Bible Reading: 2 Chronicles 20:1-30
We now come to the third group of the gifts of the Spirit. There were the gifts to know [revelation], the gifts to do [power], and now the gifts to speak [utterance]. These gifts to speak are prophecy, tongues, and the interpretation of tongues. God’s word says, “to another [is given] prophecy” [1 Cor.12:10].
Prophecy is the ability to speak in a language understood by others, using words that are given and inspired by the Holy Spirit. It is communicating a revealed message from the heart of God into a given situation. It is more than just inspired preaching, although the preacher may speak prophetically. Prophecy does not come from human reasoning, education or Bible school training but from the heart of God. Wayne Grudem defines the gift of prophecy as “telling something that God has spontaneously brought to mind.”
Paul needed to correct some misunderstandings about both speaking in tongues and prophecy in the church at Corinth, and so 1 Corinthians chapter 14 is given entirely to these subjects. In this chapter Paul gives several important guidelines concerning prophecy:
Firstly, Prophecy is a gift that we should desire.

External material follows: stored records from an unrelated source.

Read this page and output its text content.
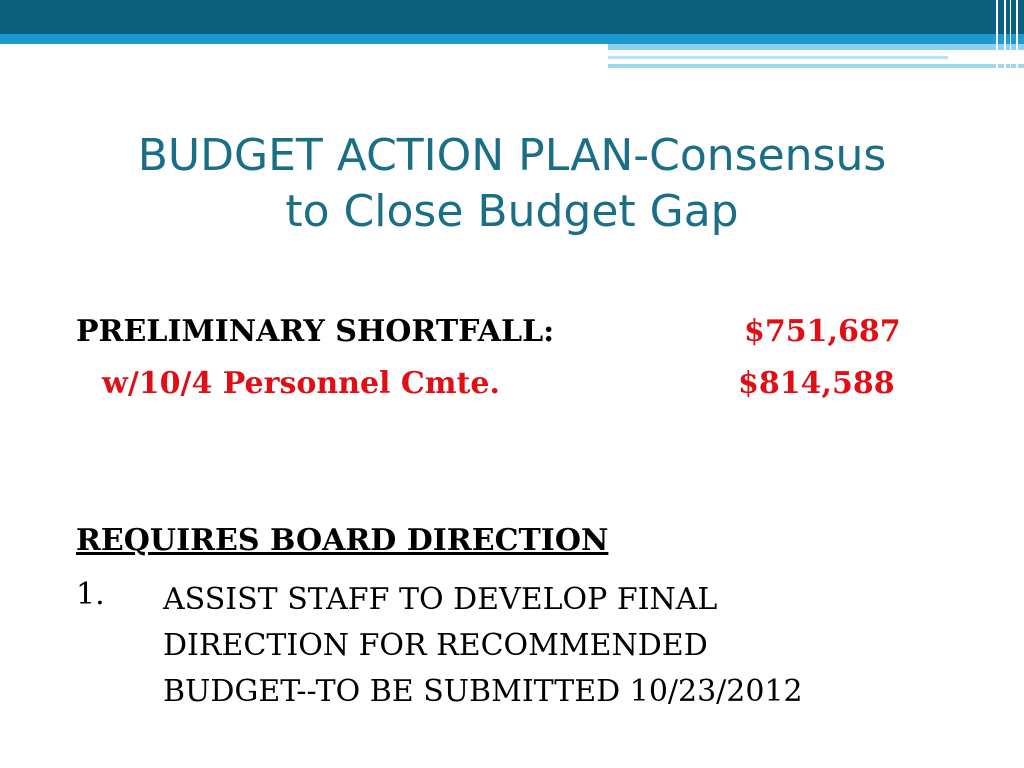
BUDGET ACTION PLAN-Consensus
to Close Budget Gap
PRELIMINARY SHORTFALL:	$751,687
w/10/4 Personnel Cmte.	$814,588
REQUIRES BOARD DIRECTION
1. ASSIST STAFF TO DEVELOP FINAL
DIRECTION FOR RECOMMENDED
BUDGET--TO BE SUBMITTED 10/23/2012
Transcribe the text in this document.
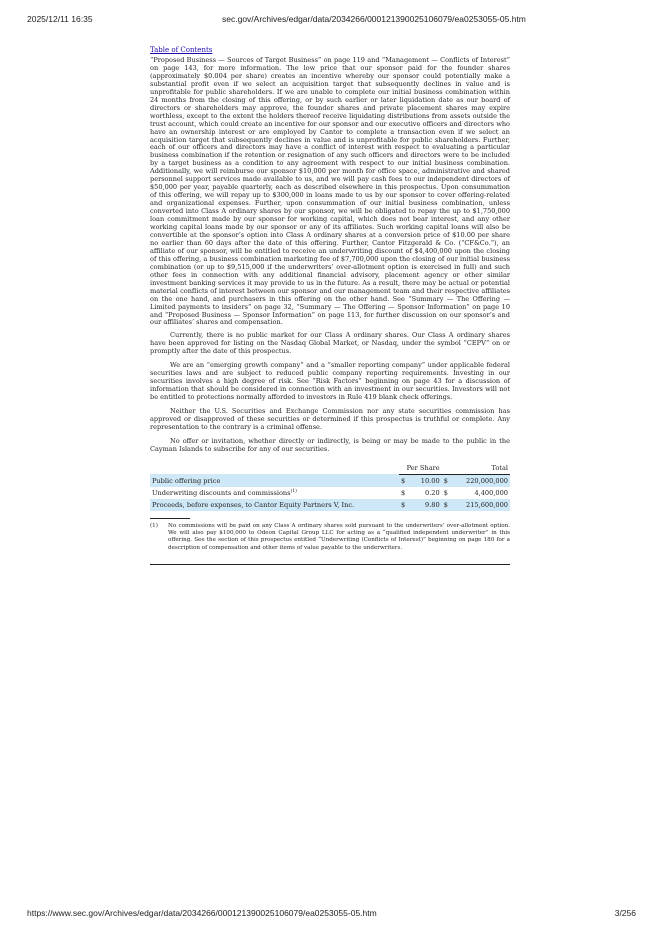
2025/12/11 16:35	sec.gov/Archives/edgar/data/2034266/000121390025106079/ea0253055-05.htm
Table of Contents

“Proposed Business — Sources of Target Business” on page 119 and “Management — Conflicts of Interest” on page 143, for more information. The low price that our sponsor paid for the founder shares (approximately $0.004 per share) creates an incentive whereby our sponsor could potentially make a substantial profit even if we select an acquisition target that subsequently declines in value and is unprofitable for public shareholders. If we are unable to complete our initial business combination within 24 months from the closing of this offering, or by such earlier or later liquidation date as our board of directors or shareholders may approve, the founder shares and private placement shares may expire worthless, except to the extent the holders thereof receive liquidating distributions from assets outside the trust account, which could create an incentive for our sponsor and our executive officers and directors who have an ownership interest or are employed by Cantor to complete a transaction even if we select an acquisition target that subsequently declines in value and is unprofitable for public shareholders. Further, each of our officers and directors may have a conflict of interest with respect to evaluating a particular business combination if the retention or resignation of any such officers and directors were to be included by a target business as a condition to any agreement with respect to our initial business combination. Additionally, we will reimburse our sponsor $10,000 per month for office space, administrative and shared personnel support services made available to us, and we will pay cash fees to our independent directors of $50,000 per year, payable quarterly, each as described elsewhere in this prospectus. Upon consummation of this offering, we will repay up to $300,000 in loans made to us by our sponsor to cover offering-related and organizational expenses. Further, upon consummation of our initial business combination, unless converted into Class A ordinary shares by our sponsor, we will be obligated to repay the up to $1,750,000 loan commitment made by our sponsor for working capital, which does not bear interest, and any other working capital loans made by our sponsor or any of its affiliates. Such working capital loans will also be convertible at the sponsor’s option into Class A ordinary shares at a conversion price of $10.00 per share no earlier than 60 days after the date of this offering. Further, Cantor Fitzgerald & Co. (“CF&Co.”), an affiliate of our sponsor, will be entitled to receive an underwriting discount of $4,400,000 upon the closing of this offering, a business combination marketing fee of $7,700,000 upon the closing of our initial business combination (or up to $9,515,000 if the underwriters’ over-allotment option is exercised in full) and such other fees in connection with any additional financial advisory, placement agency or other similar investment banking services it may provide to us in the future. As a result, there may be actual or potential material conflicts of interest between our sponsor and our management team and their respective affiliates on the one hand, and purchasers in this offering on the other hand. See “Summary — The Offering — Limited payments to insiders” on page 32, “Summary — The Offering — Sponsor Information” on page 10 and “Proposed Business — Sponsor Information” on page 113, for further discussion on our sponsor’s and our affiliates’ shares and compensation.

Currently, there is no public market for our Class A ordinary shares. Our Class A ordinary shares have been approved for listing on the Nasdaq Global Market, or Nasdaq, under the symbol “CEPV” on or promptly after the date of this prospectus.

We are an “emerging growth company” and a “smaller reporting company” under applicable federal securities laws and are subject to reduced public company reporting requirements. Investing in our securities involves a high degree of risk. See “Risk Factors” beginning on page 43 for a discussion of information that should be considered in connection with an investment in our securities. Investors will not be entitled to protections normally afforded to investors in Rule 419 blank check offerings.

Neither the U.S. Securities and Exchange Commission nor any state securities commission has approved or disapproved of these securities or determined if this prospectus is truthful or complete. Any representation to the contrary is a criminal offense.

No offer or invitation, whether directly or indirectly, is being or may be made to the public in the Cayman Islands to subscribe for any of our securities.

	Per Share		Total	
Public offering price	$	10.00	$	220,000,000
Underwriting discounts and commissions$^{(1)}$	$	0.20	$	4,400,000
Proceeds, before expenses, to Cantor Equity Partners V, Inc.	$	9.80	$	215,600,000
(1)	No commissions will be paid on any Class A ordinary shares sold pursuant to the underwriters’ over-allotment option. We will also pay $100,000 to Odeon Capital Group LLC for acting as a “qualified independent underwriter” in this offering. See the section of this prospectus entitled “Underwriting (Conflicts of Interest)” beginning on page 180 for a description of compensation and other items of value payable to the underwriters.
https://www.sec.gov/Archives/edgar/data/2034266/000121390025106079/ea0253055-05.htm	3/256
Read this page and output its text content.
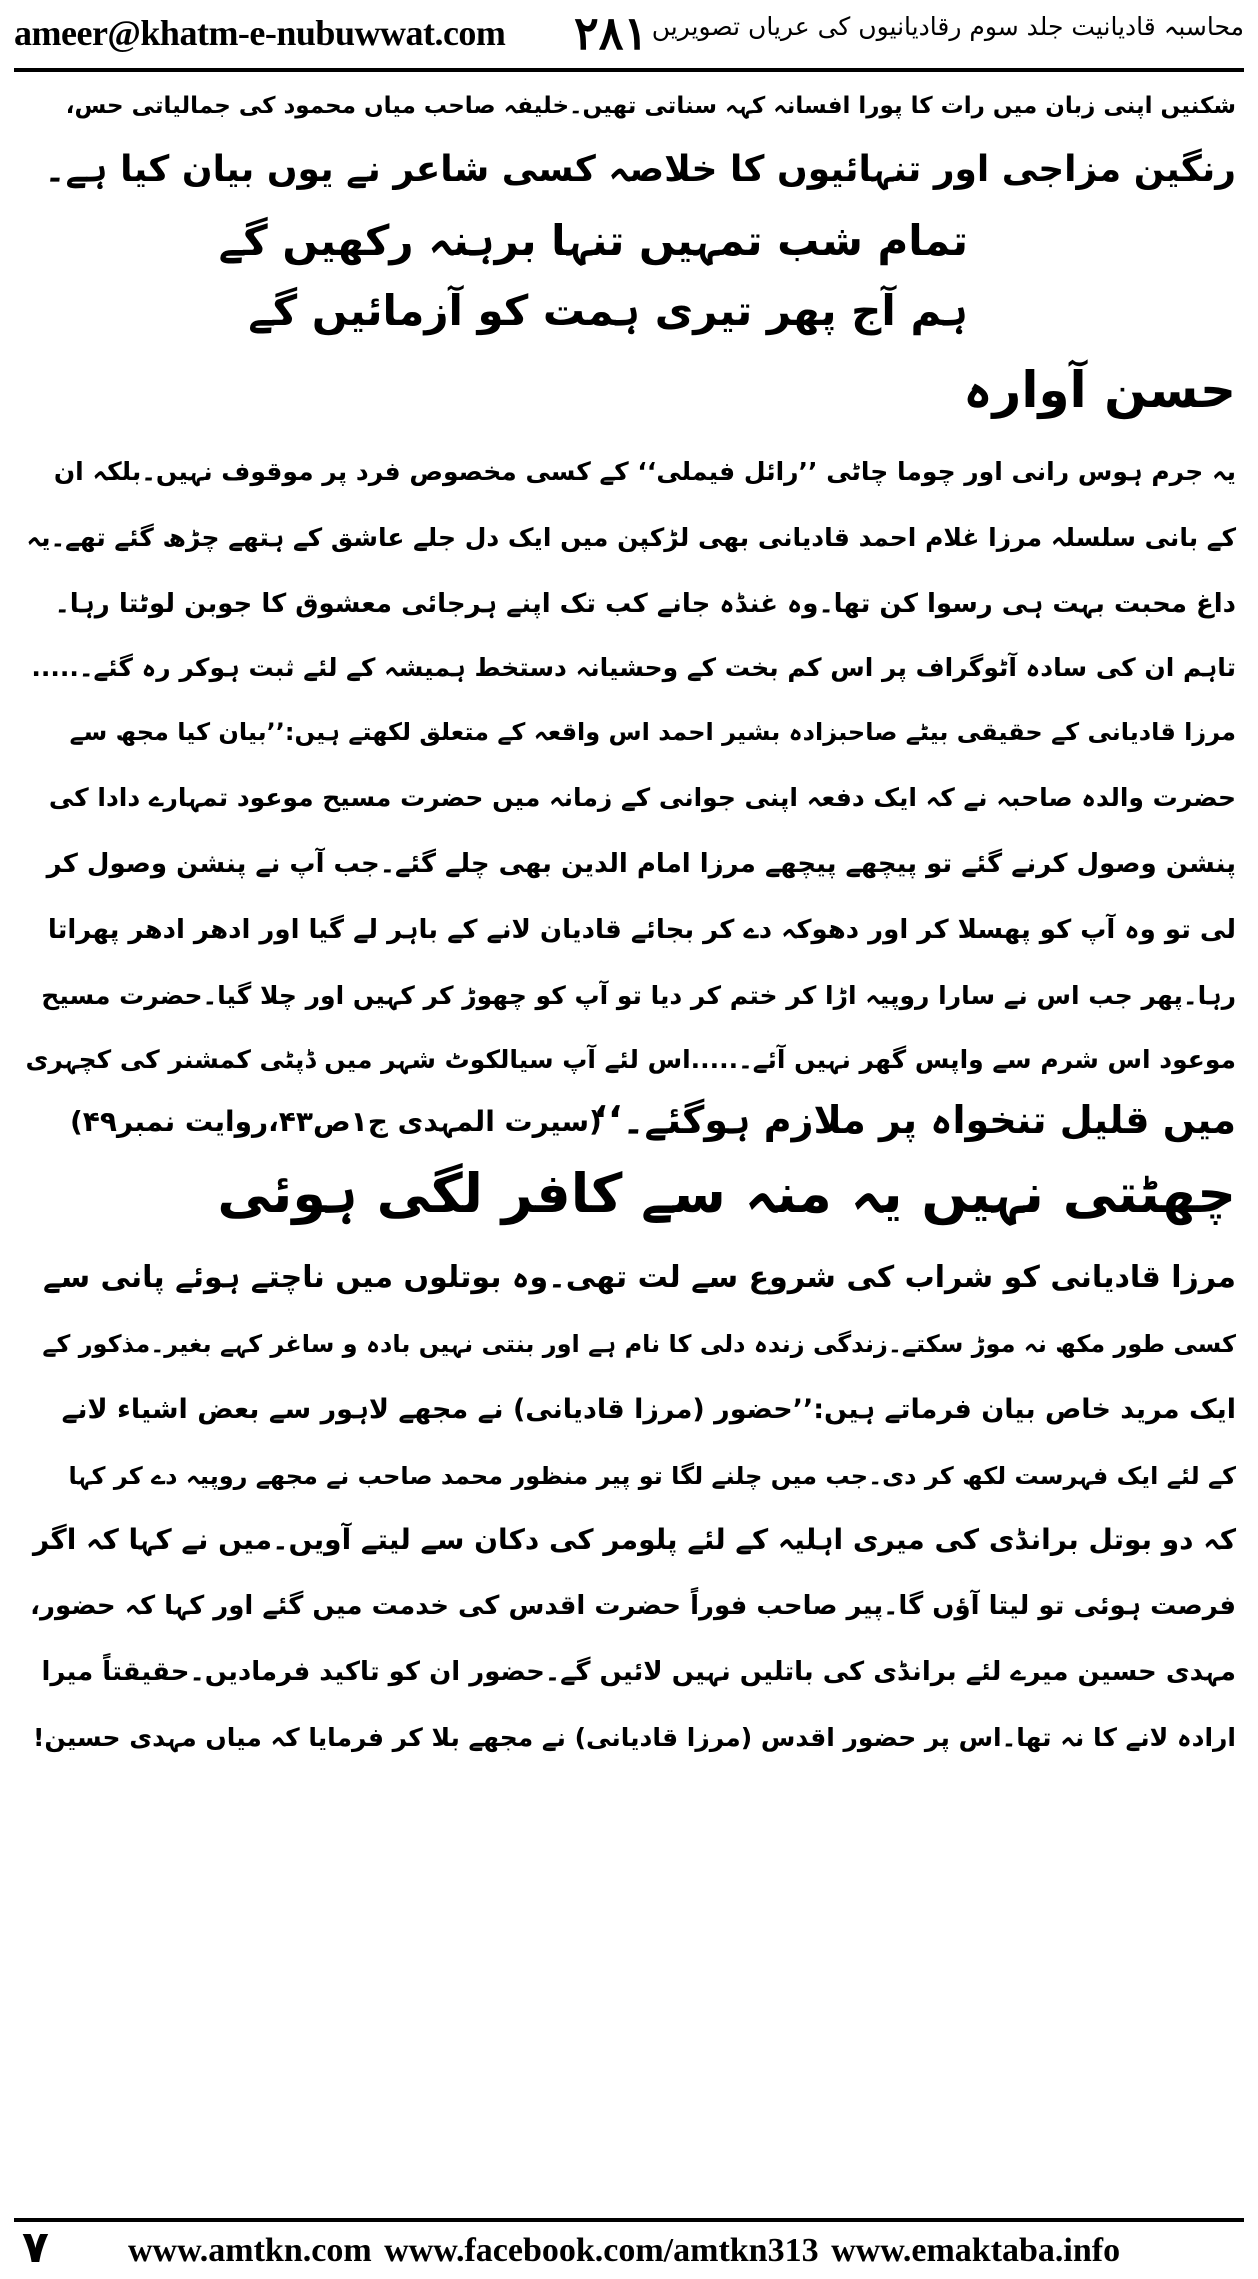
ameer@khatm-e-nubuwwat.com ۲۸۱ محاسبہ قادیانیت جلد سوم رقادیانیوں کی عریاں تصویریں
شکنیں اپنی زبان میں رات کا پورا افسانہ کہہ سناتی تھیں۔خلیفہ صاحب میاں محمود کی جمالیاتی حس،
رنگین مزاجی اور تنہائیوں کا خلاصہ کسی شاعر نے یوں بیان کیا ہے۔
تمام شب تمہیں تنہا برہنہ رکھیں گے
ہم آج پھر تیری ہمت کو آزمائیں گے
حسن آوارہ
یہ جرم ہوس رانی اور چوما چاٹی ’’رائل فیملی‘‘ کے کسی مخصوص فرد پر موقوف نہیں۔بلکہ ان
کے بانی سلسلہ مرزا غلام احمد قادیانی بھی لڑکپن میں ایک دل جلے عاشق کے ہتھے چڑھ گئے تھے۔یہ
داغ محبت بہت ہی رسوا کن تھا۔وہ غنڈہ جانے کب تک اپنے ہرجائی معشوق کا جوبن لوٹتا رہا۔
تاہم ان کی سادہ آٹوگراف پر اس کم بخت کے وحشیانہ دستخط ہمیشہ کے لئے ثبت ہوکر رہ گئے۔.....
مرزا قادیانی کے حقیقی بیٹے صاحبزادہ بشیر احمد اس واقعہ کے متعلق لکھتے ہیں:’’بیان کیا مجھ سے
حضرت والدہ صاحبہ نے کہ ایک دفعہ اپنی جوانی کے زمانہ میں حضرت مسیح موعود تمہارے دادا کی
پنشن وصول کرنے گئے تو پیچھے پیچھے مرزا امام الدین بھی چلے گئے۔جب آپ نے پنشن وصول کر
لی تو وہ آپ کو پھسلا کر اور دھوکہ دے کر بجائے قادیان لانے کے باہر لے گیا اور ادھر ادھر پھراتا
رہا۔پھر جب اس نے سارا روپیہ اڑا کر ختم کر دیا تو آپ کو چھوڑ کر کہیں اور چلا گیا۔حضرت مسیح
موعود اس شرم سے واپس گھر نہیں آئے۔.....اس لئے آپ سیالکوٹ شہر میں ڈپٹی کمشنر کی کچہری
میں قلیل تنخواہ پر ملازم ہوگئے۔‘‘
(سیرت المہدی ج۱ص۴۳،روایت نمبر۴۹)
چھٹتی نہیں یہ منہ سے کافر لگی ہوئی
مرزا قادیانی کو شراب کی شروع سے لت تھی۔وہ بوتلوں میں ناچتے ہوئے پانی سے
کسی طور مکھ نہ موڑ سکتے۔زندگی زندہ دلی کا نام ہے اور بنتی نہیں بادہ و ساغر کہے بغیر۔مذکور کے
ایک مرید خاص بیان فرماتے ہیں:’’حضور (مرزا قادیانی) نے مجھے لاہور سے بعض اشیاء لانے
کے لئے ایک فہرست لکھ کر دی۔جب میں چلنے لگا تو پیر منظور محمد صاحب نے مجھے روپیہ دے کر کہا
کہ دو بوتل برانڈی کی میری اہلیہ کے لئے پلومر کی دکان سے لیتے آویں۔میں نے کہا کہ اگر
فرصت ہوئی تو لیتا آؤں گا۔پیر صاحب فوراً حضرت اقدس کی خدمت میں گئے اور کہا کہ حضور،
مہدی حسین میرے لئے برانڈی کی باتلیں نہیں لائیں گے۔حضور ان کو تاکید فرمادیں۔حقیقتاً میرا
ارادہ لانے کا نہ تھا۔اس پر حضور اقدس (مرزا قادیانی) نے مجھے بلا کر فرمایا کہ میاں مہدی حسین!
۷ www.amtkn.com www.facebook.com/amtkn313 www.emaktaba.info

We should “Pursue love and desire spiritual gifts, but especially that you may prophesy” [1 Corinthians 14:1]. The word desire is the Greek word ‘zeloo’ which means “to be zealous for,” “to pursue ardently,” and “to desire earnestly or intensely.”
Secondly, Prophecy edifies the church.
When a person speaks in a tongue they speak to God and he edifies himself, but when a person prophesies he edifies the church [1 Corinthians 14:2-4].
Thirdly, Prophecy is a gift for every believer.
Paul desired that everyone spoke in tongues, but even more that all should prophesy. There are two purposes for the gift of tongues. The personal/private use is for personal edification. The public use of tongues (with interpretation), together with prophecy, edifies the church.
What a challenge! Every believer desiring to prophesy, in order to edify the church! Sadly many of our church meetings do not make room for this much needed prophetic ministry, but it is a great necessity. Tomorrow we will take a closer look at the purpose of prophecy.
Try to form a mental picture of the church’s worship in the church at Corinth. In what ways did it differ from the church’s worship today? Did it include any features, no longer familiar, which it would be good to see restored?
In our Bible reading today we saw how God worked for the Israelites as they faced a powerful enemy. What was the prophetic word given through Jahaziel and how did it impact God’s people?